From Newtown Stewart to Dumfries lies an extensive track of country, denominated the Stewartry of Kirkcudbright. The road now generally travelled is along the shore by Ferrytown, Gatehouse, and from thence up the country by Castle Douglas, being a distance of 52 miles. Along the whole of this track a new road has been laid out, and is now nearly completed at the expense of the county, and (excepting at the bridge of Dee near to Castle Douglas) it appears to be in as good a direction as the country will admit of.
Another road passes through this district by New Galloway, which is situated in the valley of the Kenn upwards of twenty miles distant from the shore, and this road, excepting for five or six miles, has lately been new made. The distance between Newtown Stewart and Dumfries by this road is about forty-three miles, being nine miles shorter than the former one. Nothing appears wanting to complete this communication, but to execute the before-mentioned five or six miles, which lie immediately to the West of New Galloway.
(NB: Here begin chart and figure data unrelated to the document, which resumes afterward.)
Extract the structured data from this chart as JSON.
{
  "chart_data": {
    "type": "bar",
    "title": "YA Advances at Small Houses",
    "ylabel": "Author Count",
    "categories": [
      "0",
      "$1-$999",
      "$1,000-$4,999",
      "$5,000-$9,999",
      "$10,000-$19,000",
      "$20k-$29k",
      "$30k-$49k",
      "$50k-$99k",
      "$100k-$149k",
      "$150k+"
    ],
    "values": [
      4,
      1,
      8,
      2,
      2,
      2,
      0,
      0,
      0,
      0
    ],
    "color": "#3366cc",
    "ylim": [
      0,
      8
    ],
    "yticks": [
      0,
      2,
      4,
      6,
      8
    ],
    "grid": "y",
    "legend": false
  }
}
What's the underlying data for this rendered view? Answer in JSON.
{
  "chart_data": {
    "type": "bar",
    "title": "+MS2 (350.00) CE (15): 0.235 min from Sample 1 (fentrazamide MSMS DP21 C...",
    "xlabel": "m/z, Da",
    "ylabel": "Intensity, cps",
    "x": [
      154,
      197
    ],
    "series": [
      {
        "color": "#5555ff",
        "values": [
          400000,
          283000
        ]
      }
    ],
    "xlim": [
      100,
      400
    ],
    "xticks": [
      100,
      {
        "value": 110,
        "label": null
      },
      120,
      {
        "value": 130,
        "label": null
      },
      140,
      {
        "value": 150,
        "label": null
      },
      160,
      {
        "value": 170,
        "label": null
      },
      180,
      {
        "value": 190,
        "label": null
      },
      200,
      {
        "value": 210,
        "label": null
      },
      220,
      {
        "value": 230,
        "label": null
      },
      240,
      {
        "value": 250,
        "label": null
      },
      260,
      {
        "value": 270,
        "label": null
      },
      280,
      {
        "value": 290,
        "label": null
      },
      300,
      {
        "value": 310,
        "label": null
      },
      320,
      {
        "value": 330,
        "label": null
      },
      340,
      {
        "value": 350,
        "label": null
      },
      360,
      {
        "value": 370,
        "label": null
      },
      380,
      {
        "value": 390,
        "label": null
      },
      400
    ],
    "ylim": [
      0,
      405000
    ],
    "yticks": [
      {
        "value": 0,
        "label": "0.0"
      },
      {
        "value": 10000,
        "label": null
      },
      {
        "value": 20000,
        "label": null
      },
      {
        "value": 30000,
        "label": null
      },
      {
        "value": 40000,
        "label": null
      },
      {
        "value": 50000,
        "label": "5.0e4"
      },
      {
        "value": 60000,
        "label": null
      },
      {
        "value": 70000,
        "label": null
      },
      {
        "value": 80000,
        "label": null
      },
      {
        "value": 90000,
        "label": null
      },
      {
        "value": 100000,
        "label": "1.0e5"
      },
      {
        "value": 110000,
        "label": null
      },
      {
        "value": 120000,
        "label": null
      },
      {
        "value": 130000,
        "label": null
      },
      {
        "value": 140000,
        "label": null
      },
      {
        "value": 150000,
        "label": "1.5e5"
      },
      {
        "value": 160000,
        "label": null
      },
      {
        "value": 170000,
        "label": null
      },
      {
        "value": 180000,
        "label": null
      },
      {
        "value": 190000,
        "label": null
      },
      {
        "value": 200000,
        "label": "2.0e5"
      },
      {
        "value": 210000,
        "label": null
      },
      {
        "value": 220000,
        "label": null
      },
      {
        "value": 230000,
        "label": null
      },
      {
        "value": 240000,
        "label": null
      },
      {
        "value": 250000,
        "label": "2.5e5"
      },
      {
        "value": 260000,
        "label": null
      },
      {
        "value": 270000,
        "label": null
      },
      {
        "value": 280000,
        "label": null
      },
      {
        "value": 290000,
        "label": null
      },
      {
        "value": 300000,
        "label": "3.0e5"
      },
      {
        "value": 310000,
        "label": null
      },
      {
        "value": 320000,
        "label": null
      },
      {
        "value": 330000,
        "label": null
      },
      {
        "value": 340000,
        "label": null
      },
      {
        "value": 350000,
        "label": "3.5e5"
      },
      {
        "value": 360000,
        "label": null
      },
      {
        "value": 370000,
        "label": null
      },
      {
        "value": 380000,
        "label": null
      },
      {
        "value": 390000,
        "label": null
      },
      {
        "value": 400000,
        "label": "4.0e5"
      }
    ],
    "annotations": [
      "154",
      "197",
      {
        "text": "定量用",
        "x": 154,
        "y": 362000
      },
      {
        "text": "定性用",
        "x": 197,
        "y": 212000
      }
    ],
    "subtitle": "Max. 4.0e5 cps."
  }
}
This road passes through a mountainous track of country, which, excepting where it crosses the narrow valley of the Kenn, is very thinly peopled, and appears to be fit only for the pasturage of sheep or black cattle.
There is a third road, more to the South than either of the two former; it is now a tolerably good road, upon the old principles of road making; and surveys have been made out, and a part is already executed upon an improved plan, so as either to avoid the hills, or, where that is impracticable, to render the ascents and descents gradual and easy. This road will pass from Dumfries by Dalbeattie through Kirkcudbright to Gatehouse; its length will be nearly the same as the present road by Castle Douglas; it will pass through the best cultivated and most populous part of the Stewartry; it will likewise pass through Kirkcudbright, which is the county town and port, and Dalbeattie, which is also a port for a very considerable district of country. We understand this road will be completed without requiring public aid; but it will be very imperfect without a bridge erected over the river Dee at Kirkcudbright; this will be an expensive work, and to accomplish it, public aid will be necessary.
It is evident, that to ensure three roads through this extensive district, it is only necessary that public aid be granted to three bridges, viz. at Newtown Stewart, Old Dee, and Kirkcudbright; the competition will then be fair and complete, and the road which, under all circumstances, is best adapted for the public accommodation, will be proved by experience. One matter is certain, that the mere thoroughfare will not support proper inns with a sufficient establishment of horses and carriages, or enable a mail coach to run; market business, the intercourse of the adjacent country, and the travellers of manufacturers who transact business with shopkeepers, are all required; but they can only be found in the most populous parts of this country, and it is therefore on the road which passes through those parts, and the small towns along the coast, when the roads are made equally good, where it is probable that regular accommodation will be found.